Workhorse, by comparison, delivered fewer than 10 vehicles in Q4. It’s fair to say that the Postal Service likely lacked confidence in WKHS stock. Despite the fact that EVs have gained significant traction, I’d also venture to guess that the Postal Service simply isn’t ready to get behind the idea of a 100% electric NGDV.
The contract award letter is clear: “The vehicles will be equipped with either fuel-efficient internal combustion engines or battery electric powertrains and can be retrofitted to keep pace with advances in electric vehicle technologies.”
This opens up an opportunity for blank check firm Tuscan Holdings Corp. (NASDAQ:THCB), which is taking EV manufacturer Microvast public via a SPAC. Oshkosh recently invested in Microvast and the two companies are committed to jointly developing battery technology.
In any case, it’s clear that Workhorse represented too much risk for the USPS.

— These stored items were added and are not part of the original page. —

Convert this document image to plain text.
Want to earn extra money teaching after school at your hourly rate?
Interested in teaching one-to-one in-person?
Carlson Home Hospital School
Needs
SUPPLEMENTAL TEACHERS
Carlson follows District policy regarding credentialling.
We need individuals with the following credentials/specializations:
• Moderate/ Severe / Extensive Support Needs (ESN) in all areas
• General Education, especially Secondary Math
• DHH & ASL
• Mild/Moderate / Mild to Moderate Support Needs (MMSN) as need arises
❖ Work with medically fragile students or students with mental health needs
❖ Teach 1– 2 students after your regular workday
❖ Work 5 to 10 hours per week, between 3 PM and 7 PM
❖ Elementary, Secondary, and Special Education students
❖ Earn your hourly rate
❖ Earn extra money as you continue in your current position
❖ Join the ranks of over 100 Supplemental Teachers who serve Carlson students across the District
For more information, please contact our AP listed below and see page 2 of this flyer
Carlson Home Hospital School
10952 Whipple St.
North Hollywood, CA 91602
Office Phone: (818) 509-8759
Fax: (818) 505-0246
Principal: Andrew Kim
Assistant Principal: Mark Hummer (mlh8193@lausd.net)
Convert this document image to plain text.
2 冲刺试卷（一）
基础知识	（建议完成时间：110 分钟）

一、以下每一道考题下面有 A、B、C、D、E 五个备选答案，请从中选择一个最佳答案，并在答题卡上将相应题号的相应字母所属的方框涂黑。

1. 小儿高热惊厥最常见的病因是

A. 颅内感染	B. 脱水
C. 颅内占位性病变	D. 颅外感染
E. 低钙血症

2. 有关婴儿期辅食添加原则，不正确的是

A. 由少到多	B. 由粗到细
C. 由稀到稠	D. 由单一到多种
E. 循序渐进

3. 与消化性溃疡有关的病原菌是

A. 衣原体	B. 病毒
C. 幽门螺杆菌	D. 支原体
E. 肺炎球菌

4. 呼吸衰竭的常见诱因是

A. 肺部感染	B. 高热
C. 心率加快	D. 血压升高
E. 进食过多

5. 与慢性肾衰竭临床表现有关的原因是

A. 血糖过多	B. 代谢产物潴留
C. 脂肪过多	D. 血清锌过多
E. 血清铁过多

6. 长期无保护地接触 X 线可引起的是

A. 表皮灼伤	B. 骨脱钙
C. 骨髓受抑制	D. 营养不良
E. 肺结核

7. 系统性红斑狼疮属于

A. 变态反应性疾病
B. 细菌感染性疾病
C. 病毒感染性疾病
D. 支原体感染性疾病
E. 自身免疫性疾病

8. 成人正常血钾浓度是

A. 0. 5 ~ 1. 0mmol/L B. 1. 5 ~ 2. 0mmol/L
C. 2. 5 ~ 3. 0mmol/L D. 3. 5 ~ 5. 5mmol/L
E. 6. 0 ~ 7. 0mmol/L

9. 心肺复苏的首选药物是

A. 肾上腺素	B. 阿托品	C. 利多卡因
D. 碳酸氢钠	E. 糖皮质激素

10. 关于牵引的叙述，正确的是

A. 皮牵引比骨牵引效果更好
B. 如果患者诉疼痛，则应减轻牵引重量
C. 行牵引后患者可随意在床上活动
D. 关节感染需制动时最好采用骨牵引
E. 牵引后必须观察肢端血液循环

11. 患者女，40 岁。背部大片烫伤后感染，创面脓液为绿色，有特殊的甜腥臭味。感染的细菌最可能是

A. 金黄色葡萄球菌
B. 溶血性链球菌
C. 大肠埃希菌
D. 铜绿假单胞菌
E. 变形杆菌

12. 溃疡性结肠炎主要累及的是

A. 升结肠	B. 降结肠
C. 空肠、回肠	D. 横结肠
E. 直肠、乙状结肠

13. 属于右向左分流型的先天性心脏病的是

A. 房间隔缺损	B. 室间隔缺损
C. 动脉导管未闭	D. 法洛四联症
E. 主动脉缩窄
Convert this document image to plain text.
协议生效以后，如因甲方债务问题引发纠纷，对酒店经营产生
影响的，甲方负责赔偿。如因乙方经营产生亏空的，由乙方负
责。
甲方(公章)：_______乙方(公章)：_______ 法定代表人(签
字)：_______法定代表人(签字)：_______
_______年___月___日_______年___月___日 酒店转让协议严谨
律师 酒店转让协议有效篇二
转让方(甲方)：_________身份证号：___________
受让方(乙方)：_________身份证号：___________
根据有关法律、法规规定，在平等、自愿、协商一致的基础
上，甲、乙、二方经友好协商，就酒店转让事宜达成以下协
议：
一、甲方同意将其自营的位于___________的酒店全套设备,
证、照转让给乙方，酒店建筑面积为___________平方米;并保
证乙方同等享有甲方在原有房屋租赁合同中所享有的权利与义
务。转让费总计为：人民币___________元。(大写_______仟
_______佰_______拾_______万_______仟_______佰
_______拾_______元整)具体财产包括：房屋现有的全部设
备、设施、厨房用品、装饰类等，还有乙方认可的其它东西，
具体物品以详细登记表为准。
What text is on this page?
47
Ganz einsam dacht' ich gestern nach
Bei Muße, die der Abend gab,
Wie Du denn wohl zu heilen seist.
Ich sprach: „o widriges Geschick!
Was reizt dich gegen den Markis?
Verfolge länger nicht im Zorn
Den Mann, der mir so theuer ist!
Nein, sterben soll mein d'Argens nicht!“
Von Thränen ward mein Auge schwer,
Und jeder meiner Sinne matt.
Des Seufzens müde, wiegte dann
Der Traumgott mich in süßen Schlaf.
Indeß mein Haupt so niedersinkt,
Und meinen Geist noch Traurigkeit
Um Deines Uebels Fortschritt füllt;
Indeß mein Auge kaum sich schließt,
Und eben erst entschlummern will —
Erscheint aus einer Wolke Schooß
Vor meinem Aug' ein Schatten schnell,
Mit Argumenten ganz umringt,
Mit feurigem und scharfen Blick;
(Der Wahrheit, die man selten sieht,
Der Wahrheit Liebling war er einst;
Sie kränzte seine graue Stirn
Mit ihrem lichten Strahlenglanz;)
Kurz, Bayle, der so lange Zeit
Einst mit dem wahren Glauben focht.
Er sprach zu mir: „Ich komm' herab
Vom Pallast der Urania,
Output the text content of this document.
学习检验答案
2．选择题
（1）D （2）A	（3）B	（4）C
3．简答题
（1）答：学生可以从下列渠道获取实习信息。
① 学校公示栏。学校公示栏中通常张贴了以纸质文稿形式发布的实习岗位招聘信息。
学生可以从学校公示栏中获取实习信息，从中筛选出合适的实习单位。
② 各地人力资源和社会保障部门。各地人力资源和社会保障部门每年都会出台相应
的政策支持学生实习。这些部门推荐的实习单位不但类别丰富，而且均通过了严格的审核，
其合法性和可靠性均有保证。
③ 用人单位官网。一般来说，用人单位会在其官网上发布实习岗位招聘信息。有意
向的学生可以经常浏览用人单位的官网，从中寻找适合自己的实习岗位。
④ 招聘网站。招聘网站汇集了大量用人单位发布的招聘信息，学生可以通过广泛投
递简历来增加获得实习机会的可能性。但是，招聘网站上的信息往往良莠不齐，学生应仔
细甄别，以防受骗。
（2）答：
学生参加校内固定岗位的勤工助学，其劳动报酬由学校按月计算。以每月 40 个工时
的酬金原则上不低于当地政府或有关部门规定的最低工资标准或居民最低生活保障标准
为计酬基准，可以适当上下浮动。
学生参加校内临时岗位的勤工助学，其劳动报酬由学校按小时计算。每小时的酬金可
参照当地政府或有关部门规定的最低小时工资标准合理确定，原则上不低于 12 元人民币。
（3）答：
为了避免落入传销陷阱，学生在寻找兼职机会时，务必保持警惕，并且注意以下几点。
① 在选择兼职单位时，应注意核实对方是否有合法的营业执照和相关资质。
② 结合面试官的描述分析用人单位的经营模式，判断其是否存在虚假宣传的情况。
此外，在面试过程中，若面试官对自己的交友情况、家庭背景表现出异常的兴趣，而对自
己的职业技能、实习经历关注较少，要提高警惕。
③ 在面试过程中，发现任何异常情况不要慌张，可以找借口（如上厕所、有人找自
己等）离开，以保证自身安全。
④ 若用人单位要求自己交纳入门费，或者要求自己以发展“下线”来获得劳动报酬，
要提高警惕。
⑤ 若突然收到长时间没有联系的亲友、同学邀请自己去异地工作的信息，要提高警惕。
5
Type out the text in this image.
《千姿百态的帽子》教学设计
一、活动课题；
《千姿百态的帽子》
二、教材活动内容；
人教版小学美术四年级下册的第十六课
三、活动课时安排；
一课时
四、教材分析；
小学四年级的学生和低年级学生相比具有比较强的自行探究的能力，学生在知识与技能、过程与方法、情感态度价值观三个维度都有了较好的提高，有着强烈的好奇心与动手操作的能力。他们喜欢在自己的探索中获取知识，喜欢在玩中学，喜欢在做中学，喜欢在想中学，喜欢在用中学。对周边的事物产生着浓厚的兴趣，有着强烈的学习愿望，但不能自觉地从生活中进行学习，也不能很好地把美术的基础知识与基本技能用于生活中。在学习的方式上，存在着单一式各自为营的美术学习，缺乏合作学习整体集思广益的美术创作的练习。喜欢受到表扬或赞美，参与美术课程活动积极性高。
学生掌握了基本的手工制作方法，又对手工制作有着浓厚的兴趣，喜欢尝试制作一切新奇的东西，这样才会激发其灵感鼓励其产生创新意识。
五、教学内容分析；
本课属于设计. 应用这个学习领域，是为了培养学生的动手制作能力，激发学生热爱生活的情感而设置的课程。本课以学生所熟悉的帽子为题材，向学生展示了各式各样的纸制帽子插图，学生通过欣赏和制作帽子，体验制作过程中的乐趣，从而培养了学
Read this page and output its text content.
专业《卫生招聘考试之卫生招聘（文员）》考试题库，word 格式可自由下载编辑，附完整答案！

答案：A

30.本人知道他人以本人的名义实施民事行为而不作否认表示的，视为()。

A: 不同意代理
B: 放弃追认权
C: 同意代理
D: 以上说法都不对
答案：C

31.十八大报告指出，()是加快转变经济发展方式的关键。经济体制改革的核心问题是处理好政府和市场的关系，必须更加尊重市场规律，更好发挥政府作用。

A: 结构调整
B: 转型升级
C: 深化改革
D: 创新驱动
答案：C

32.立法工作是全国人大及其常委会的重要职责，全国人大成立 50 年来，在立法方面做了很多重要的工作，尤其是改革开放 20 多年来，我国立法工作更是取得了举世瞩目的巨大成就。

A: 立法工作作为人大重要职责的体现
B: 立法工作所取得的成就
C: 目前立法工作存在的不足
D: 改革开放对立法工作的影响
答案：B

Fighting the USPS Decision
Workhorse issued a press release on March 4 regarding the NGDV award. The company stated that it had met with the USPS to discuss details surrounding the award on the previous day, March 3.
Workhorse provided no details beyond notification of the meeting with the USPS. CEO Duane Hughes was clear about one thing though, Workhorse is lawyering up:
“Yesterday’s meeting with the USPS marked the first step in what we expect may be a prolonged process to explore our options and possibly pursue further action related to our NGDV bid. We will continue to follow the proper due course procedures as defined by the USPS and will also look to other options available to us. In the interim, we have retained the services of leading legal and corporate advisory firms, including Akin Gump Straus Hauer & Feld LLP and Mound Cotton Wollan & Greengrass LLP, to identify our options and pursue them effectively.”
The NGDV award news basically halved WKHS stock’s market cap. And on March 1, Workhorse released fourth quarter and full-year earnings reports.
Markets aren’t giving the company much credit, but it has improved nonetheless. Year-Over-Year Workhorse increased sales by 270%. Its asset base has grown by more than 11-fold in the same period. The company has a backlog of orders for 8,000 vehicles, and it has a $320 million stake in Lordstown Motors (NASDAQ:RIDE).
As bad as things looked for Workhorse following the USPS contract award, there is reason for some optimism here. I’d hold WKHS shares if you have them now. Of course investors will be keenly awaiting news about litigation related to the contract award. But, also keep a keen eye on deliveries and not just pre-order sales which become a backlog. Workhorse’s challenge is delivery from now on.
On the date of publication, Alex Sirois did not have (either directly or indirectly) any positions in the securities mentioned in this article.